MAs are characterized by pericyte loss and aberrant proliferation of ECs.
3 Some cytokines, including VEGF, Ang-1, Ang-2, transforming growth factor-β, and platelet-derived growth factor-B, are associated with the pathogenesis of MA formation.
22,23 The eyes of monkeys injected with VEGF showed the formation of MAs, indicating the VEGF mediated pathology.
24 In the mouse retina, loss of pericytes causes perivascular macrophage infiltration, and macrophage derived VEGF activates VEGF-receptor-2 in ECs.
25 Therefore, it is not surprising that the number of MAs decreases after anti-VEGF treatment. In addition, several experimental studies have shown that Ang-2 is involved in MA formation. Epithelial cells without pericyte in MAs also cause the elevation of Ang-2.
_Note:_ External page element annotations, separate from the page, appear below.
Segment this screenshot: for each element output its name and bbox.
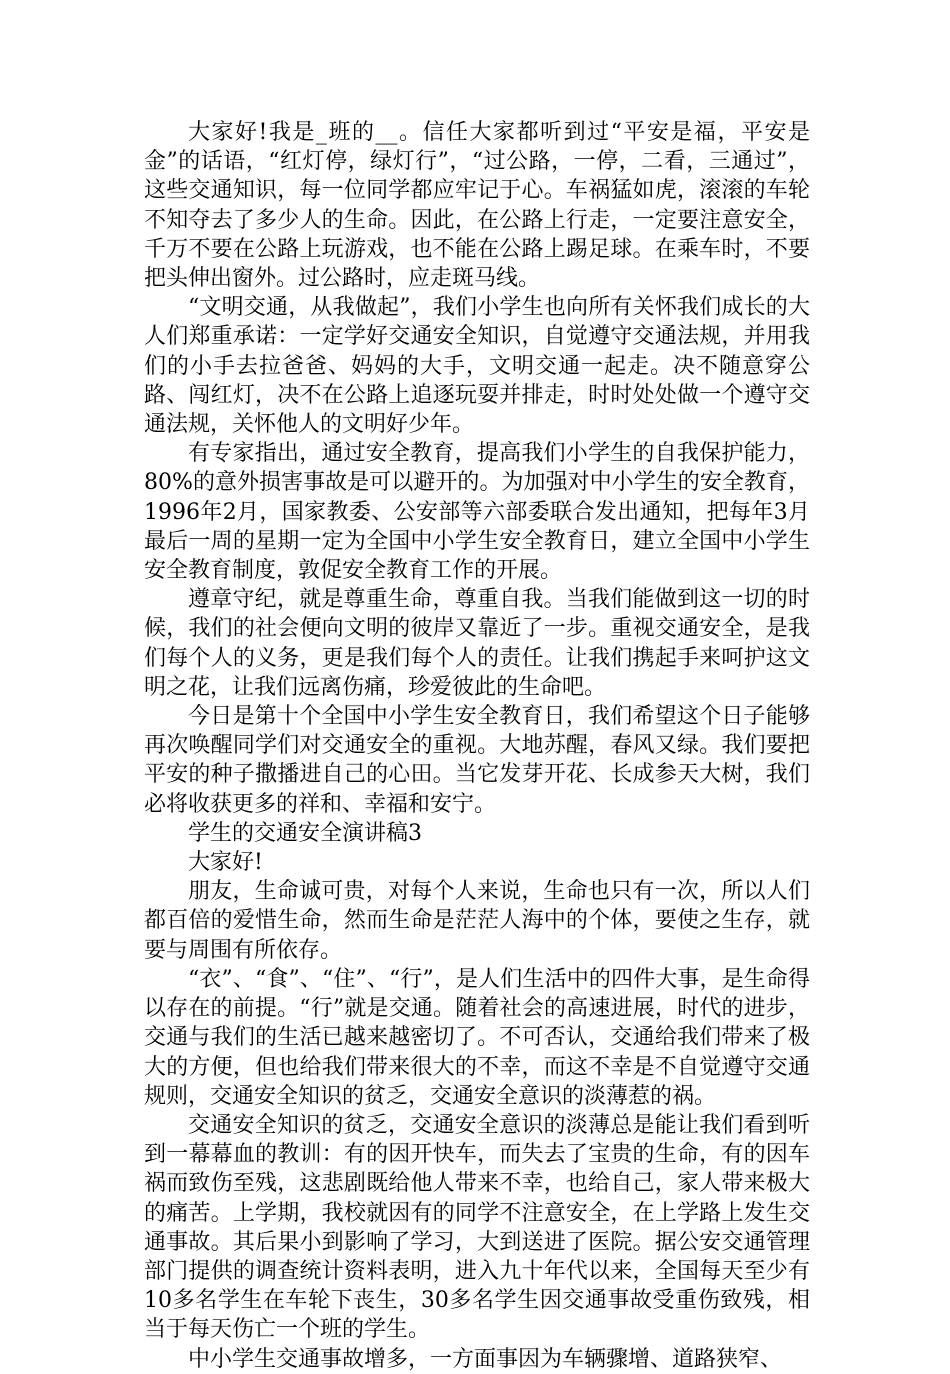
speech-heading: 学生的交通安全演讲稿3 (188, 820, 422, 846)
paragraph-intro: 大家好!我是_班的__。信任大家都听到过“平安是福，平安是金”的话语，“红灯停，绿灯行”，“过公路，一停，二看，三通过”，这些交通知识，每一位同学都应牢记于心。车祸猛如虎，滚滚的车轮不知夺去了多少人的生命。因此，在公路上行走，一定要注意安全，千万不要在公路上玩游戏，也不能在公路上踢足球。在乘车时，不要把头伸出窗外。过公路时，应走斑马线。 (144, 120, 810, 292)
paragraph-lessons: 交通安全知识的贫乏，交通安全意识的淡薄总是能让我们看到听到一幕幕血的教训：有的因开快车，而失去了宝贵的生命，有的因车祸而致伤至残，这悲剧既给他人带来不幸，也给自己，家人带来极大的痛苦。上学期，我校就因有的同学不注意安全，在上学路上发生交通事故。其后果小到影响了学习，大到送进了医院。据公安交通管理部门提供的调查统计资料表明，进入九十年代以来，全国每天至少有10多名学生在车轮下丧生，30多名学生因交通事故受重伤致残，相当于每天伤亡一个班的学生。 (144, 1112, 810, 1343)
paragraph-safety-day: 今日是第十个全国中小学生安全教育日，我们希望这个日子能够再次唤醒同学们对交通安全的重视。大地苏醒，春风又绿。我们要把平安的种子撒播进自己的心田。当它发芽开花、长成参天大树，我们必将收获更多的祥和、幸福和安宁。 (144, 704, 810, 817)
paragraph-four-matters: “衣”、“食”、“住”、“行”，是人们生活中的四件大事，是生命得以存在的前提。“行”就是交通。随着社会的高速进展，时代的进步，交通与我们的生活已越来越密切了。不可否认，交通给我们带来了极大的方便，但也给我们带来很大的不幸，而这不幸是不自觉遵守交通规则，交通安全知识的贫乏，交通安全意识的淡薄惹的祸。 (144, 966, 810, 1109)
document-page (144, 118, 810, 1374)
greeting: 大家好! (188, 850, 263, 876)
paragraph-pledge: “文明交通，从我做起”，我们小学生也向所有关怀我们成长的大人们郑重承诺：一定学好交通安全知识，自觉遵守交通法规，并用我们的小手去拉爸爸、妈妈的大手，文明交通一起走。决不随意穿公路、闯红灯，决不在公路上追逐玩耍并排走，时时处处做一个遵守交通法规，关怀他人的文明好少年。 (144, 295, 810, 438)
paragraph-discipline: 遵章守纪，就是尊重生命，尊重自我。当我们能做到这一切的时候，我们的社会便向文明的彼岸又靠近了一步。重视交通安全，是我们每个人的义务，更是我们每个人的责任。让我们携起手来呵护这文明之花，让我们远离伤痛，珍爱彼此的生命吧。 (144, 587, 810, 700)
paragraph-accidents: 中小学生交通事故增多，一方面事因为车辆骤增、道路狭窄、 (188, 1346, 783, 1372)
paragraph-life: 朋友，生命诚可贵，对每个人来说，生命也只有一次，所以人们都百倍的爱惜生命，然而生命是茫茫人海中的个体，要使之生存，就要与周围有所依存。 (144, 879, 810, 963)
paragraph-expert: 有专家指出，通过安全教育，提高我们小学生的自我保护能力，80%的意外损害事故是可以避开的。为加强对中小学生的安全教育，1996年2月，国家教委、公安部等六部委联合发出通知，把每年3月最后一周的星期一定为全国中小学生安全教育日，建立全国中小学生安全教育制度，敦促安全教育工作的开展。 (144, 441, 810, 584)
25 In pericytes undergoing apoptosis induced by hyperglycemia, Ang-1 promotes cell survival, whereas Ang-2 promotes apoptosis.
26 Moreover, Park et al. reported that Ang-2 induces apoptosis of pericytes via the p53 pathway under hyperglycemia.
27 These findings suggest that blocking Ang-2/Tie-2 signaling using faricimab could be a potential therapeutic target to prevent pericyte loss. Ang-2 and VEGF interact to enhance vascular permeability. The analysis using porcine retinal ECs showed that VEGF and Ang-2 acting together increased permeability three times as much as VEGF alone.
2 Moreover, Benest et al. reported that Ang-2 deficient mice showed a remarkable reduction in VEGF-induced vascular leakage.
15 Thus, treatment with faricimab designed to inhibit both VEGF and Ang-2/Tie-2 systems may accelerate their effects and reduce vascular permeability in DME.